In which we file away The Blue Bird (1918), The Last of the Mohicans (1920), "The Light of Faith" (1922), The Signal Tower (1924), Smouldering Fires (1925), The Goose Woman (1925), The Eagle (1925), and Kiki (1926), plus—talkie bonus!—Navy Blues (1929)
One should not have to "discover" Clarence Brown, but that's the way it is in the year 2022, and the way it has been since, probably, the mid-1950s, when he retired on his own terms to go live on a ranch for the next three decades. Maybe the word "discover" does too much: he's only as obscure as any Old Hollywood studio man, but such a person
can get pretty obscure, after all, because it sometimes feels like so much of the fullness and flavor of Old Hollywood's legacy was lost to the grimly-streamlined Boomer cinematic canon, which became the dull, conformist framework for communicating and teaching film history for the next sixty years. In any case, discovery is what it felt like to me, when I noticed over the course of about a year that the guy who did
The Rains Came was the guy who did
The Yearling was the guy who did
Flesh and the Devil and I said, "okay,
show me" when
National Velvet made its rounds on HBOMax and I saw that this, too, was Brown, leading to the statistically-startling and hugely-tantalizing realization that I had seen four Brown movies at more-or-less random but had also seen four masterpieces.

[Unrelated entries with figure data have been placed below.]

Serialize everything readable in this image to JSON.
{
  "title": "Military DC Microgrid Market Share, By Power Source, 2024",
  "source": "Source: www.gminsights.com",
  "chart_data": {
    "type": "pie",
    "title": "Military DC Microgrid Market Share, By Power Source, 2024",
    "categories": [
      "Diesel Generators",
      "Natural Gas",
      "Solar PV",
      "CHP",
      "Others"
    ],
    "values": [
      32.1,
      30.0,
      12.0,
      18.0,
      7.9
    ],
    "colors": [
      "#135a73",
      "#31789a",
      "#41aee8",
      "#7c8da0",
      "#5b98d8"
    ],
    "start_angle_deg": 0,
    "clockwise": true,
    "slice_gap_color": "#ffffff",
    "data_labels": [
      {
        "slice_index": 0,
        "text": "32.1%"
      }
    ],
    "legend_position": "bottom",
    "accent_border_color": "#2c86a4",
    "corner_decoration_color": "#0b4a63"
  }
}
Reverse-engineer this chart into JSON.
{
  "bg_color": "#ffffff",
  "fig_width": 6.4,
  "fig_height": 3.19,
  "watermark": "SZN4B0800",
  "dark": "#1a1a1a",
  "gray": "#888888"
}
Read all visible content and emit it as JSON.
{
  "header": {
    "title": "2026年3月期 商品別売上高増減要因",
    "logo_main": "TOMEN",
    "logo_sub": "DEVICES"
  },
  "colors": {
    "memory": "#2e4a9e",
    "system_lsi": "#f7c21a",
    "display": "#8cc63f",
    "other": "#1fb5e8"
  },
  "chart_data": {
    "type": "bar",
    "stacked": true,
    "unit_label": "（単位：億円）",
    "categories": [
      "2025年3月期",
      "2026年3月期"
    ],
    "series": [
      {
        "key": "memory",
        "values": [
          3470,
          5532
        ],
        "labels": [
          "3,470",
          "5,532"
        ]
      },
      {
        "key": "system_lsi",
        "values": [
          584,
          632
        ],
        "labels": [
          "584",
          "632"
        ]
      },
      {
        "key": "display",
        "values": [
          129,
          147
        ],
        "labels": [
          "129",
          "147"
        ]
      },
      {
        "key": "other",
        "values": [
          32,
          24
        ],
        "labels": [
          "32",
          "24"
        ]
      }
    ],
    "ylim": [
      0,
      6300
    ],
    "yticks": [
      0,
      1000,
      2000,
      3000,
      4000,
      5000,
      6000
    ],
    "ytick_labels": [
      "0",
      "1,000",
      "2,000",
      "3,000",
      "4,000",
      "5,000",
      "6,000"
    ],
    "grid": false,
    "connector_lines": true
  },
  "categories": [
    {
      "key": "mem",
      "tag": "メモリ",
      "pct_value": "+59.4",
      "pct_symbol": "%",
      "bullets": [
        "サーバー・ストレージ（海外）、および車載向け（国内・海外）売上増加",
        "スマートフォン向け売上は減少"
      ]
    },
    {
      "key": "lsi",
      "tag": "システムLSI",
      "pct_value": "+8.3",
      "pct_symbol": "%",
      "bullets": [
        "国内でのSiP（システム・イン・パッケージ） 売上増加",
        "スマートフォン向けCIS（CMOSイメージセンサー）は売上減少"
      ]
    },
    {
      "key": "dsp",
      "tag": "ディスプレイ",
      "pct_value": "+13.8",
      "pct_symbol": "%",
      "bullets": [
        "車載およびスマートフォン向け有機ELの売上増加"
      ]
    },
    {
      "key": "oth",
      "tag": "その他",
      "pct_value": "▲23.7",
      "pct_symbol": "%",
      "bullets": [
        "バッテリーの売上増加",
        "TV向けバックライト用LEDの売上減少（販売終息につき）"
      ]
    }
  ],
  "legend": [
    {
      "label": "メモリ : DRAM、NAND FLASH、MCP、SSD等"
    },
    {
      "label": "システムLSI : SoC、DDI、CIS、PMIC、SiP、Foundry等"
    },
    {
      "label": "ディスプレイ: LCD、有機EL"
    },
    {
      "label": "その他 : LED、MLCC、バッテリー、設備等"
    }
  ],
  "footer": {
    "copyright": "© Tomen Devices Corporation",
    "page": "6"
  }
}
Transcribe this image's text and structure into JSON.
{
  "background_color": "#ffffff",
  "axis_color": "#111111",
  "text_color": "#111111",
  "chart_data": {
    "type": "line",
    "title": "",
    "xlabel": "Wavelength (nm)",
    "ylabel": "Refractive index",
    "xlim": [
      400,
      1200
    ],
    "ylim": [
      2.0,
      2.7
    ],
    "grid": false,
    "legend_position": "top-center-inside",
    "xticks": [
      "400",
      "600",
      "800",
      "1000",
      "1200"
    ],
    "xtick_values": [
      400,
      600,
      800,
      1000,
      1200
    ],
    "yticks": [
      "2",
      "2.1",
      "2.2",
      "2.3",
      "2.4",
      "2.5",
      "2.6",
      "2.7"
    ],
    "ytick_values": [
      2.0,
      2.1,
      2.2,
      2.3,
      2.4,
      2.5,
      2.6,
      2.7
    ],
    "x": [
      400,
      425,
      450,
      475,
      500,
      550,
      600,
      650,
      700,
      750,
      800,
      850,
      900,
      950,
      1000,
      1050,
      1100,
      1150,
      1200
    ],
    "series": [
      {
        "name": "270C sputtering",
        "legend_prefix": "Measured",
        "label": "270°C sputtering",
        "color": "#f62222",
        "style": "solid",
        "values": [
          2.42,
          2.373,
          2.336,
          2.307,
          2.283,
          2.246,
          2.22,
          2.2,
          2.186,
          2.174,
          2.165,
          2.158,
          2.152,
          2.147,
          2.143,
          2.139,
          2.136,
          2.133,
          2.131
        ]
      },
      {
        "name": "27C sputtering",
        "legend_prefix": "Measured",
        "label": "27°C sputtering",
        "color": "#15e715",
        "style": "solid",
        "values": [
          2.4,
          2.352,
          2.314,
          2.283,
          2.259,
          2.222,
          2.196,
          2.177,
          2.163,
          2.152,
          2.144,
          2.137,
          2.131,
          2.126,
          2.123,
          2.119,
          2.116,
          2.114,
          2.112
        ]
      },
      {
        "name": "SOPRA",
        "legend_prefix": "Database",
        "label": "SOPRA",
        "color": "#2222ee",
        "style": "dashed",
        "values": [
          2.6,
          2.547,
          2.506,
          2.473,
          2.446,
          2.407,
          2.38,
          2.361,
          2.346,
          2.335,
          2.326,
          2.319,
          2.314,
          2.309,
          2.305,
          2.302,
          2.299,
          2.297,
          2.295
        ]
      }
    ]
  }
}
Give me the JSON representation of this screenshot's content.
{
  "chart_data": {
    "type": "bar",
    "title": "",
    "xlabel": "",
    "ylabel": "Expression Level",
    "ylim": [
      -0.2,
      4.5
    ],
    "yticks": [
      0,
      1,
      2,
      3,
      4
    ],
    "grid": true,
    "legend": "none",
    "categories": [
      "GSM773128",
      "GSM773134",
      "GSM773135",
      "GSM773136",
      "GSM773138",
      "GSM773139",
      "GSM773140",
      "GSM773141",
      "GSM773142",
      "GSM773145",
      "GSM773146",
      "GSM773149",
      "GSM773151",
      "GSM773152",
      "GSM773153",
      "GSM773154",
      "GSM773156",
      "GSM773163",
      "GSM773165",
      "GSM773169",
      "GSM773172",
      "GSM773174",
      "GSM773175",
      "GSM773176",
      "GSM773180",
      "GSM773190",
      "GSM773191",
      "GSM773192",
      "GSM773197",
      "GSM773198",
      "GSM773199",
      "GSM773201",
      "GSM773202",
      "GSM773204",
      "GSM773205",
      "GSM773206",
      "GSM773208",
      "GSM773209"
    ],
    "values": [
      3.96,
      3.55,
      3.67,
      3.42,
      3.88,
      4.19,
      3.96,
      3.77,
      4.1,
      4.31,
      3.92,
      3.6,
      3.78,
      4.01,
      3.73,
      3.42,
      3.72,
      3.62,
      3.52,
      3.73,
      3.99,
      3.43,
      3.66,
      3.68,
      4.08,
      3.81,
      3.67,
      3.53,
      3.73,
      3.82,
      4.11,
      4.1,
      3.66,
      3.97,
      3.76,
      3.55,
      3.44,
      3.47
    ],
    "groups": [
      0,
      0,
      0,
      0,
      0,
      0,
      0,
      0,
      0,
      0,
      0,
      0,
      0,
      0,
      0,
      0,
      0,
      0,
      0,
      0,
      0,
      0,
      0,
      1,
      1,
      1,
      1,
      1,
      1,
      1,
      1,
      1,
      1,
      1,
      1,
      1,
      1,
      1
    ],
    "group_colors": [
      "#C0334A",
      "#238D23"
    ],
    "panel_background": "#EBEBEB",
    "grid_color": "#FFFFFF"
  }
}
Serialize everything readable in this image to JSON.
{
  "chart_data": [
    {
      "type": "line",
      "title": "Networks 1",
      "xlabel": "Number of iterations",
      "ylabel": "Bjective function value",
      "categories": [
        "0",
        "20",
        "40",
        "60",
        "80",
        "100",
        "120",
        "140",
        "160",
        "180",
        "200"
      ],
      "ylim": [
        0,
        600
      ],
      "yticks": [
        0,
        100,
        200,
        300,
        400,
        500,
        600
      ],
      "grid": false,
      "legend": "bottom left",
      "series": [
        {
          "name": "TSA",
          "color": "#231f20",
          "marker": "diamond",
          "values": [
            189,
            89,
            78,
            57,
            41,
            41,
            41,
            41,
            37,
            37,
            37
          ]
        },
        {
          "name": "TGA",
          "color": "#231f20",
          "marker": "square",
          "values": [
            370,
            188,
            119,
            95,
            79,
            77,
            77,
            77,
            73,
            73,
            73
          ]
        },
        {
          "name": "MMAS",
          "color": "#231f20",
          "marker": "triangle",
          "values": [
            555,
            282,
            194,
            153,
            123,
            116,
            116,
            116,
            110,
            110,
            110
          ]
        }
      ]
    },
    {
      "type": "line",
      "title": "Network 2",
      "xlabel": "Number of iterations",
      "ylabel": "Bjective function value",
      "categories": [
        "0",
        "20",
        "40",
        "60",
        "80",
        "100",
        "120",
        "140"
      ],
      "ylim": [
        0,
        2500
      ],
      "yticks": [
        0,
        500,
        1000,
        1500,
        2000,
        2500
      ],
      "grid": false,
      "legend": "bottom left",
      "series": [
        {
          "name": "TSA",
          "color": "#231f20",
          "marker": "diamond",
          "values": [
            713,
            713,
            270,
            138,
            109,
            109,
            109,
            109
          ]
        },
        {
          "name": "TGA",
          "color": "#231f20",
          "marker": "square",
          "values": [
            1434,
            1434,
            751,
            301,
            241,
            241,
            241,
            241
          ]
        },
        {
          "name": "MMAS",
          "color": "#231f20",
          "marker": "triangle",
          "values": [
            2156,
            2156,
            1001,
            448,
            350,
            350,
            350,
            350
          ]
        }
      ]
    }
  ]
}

And then, as I do, I got really enthusiastic and burned through Brown's 1941-1947 stretch for no reason but I felt like it, since "what I feel like" is the long and short of my critical ethos here, and as I've gotten a better grasp of the director, it turns out that for whatever reason that stretch in the third decade of his career saw Brown hit not only his stride (just great movie after great movie in the middle of that decade) but also many of his highest peaks, which means that were I to, say, decide upon a more systematic overview of his career, it would be almost guaranteed to be a bit of a let-down. After all, nobody, not nobody
—at least
not nobody who had to do what Metro-Goldwyn-Mayer told him to once or twice or three times a year, whether he wanted to do it or not
—was likely to have managed to keep
that level of superlative quality up. That's something that his tossed-off second film of 1941,
They Met In Bombay, indicates powerfully, despite coming in between
Come Live With Me and
The Human Comedy. That's just the business
—even beyond the studio system, you should expect even the greatest filmmakers to have fallow periods and the occasional dud
—but you know, Brown's late 1920s and 1930s aren't
wastelands either. They absolutely have some peaks of their own, and not just a few, either.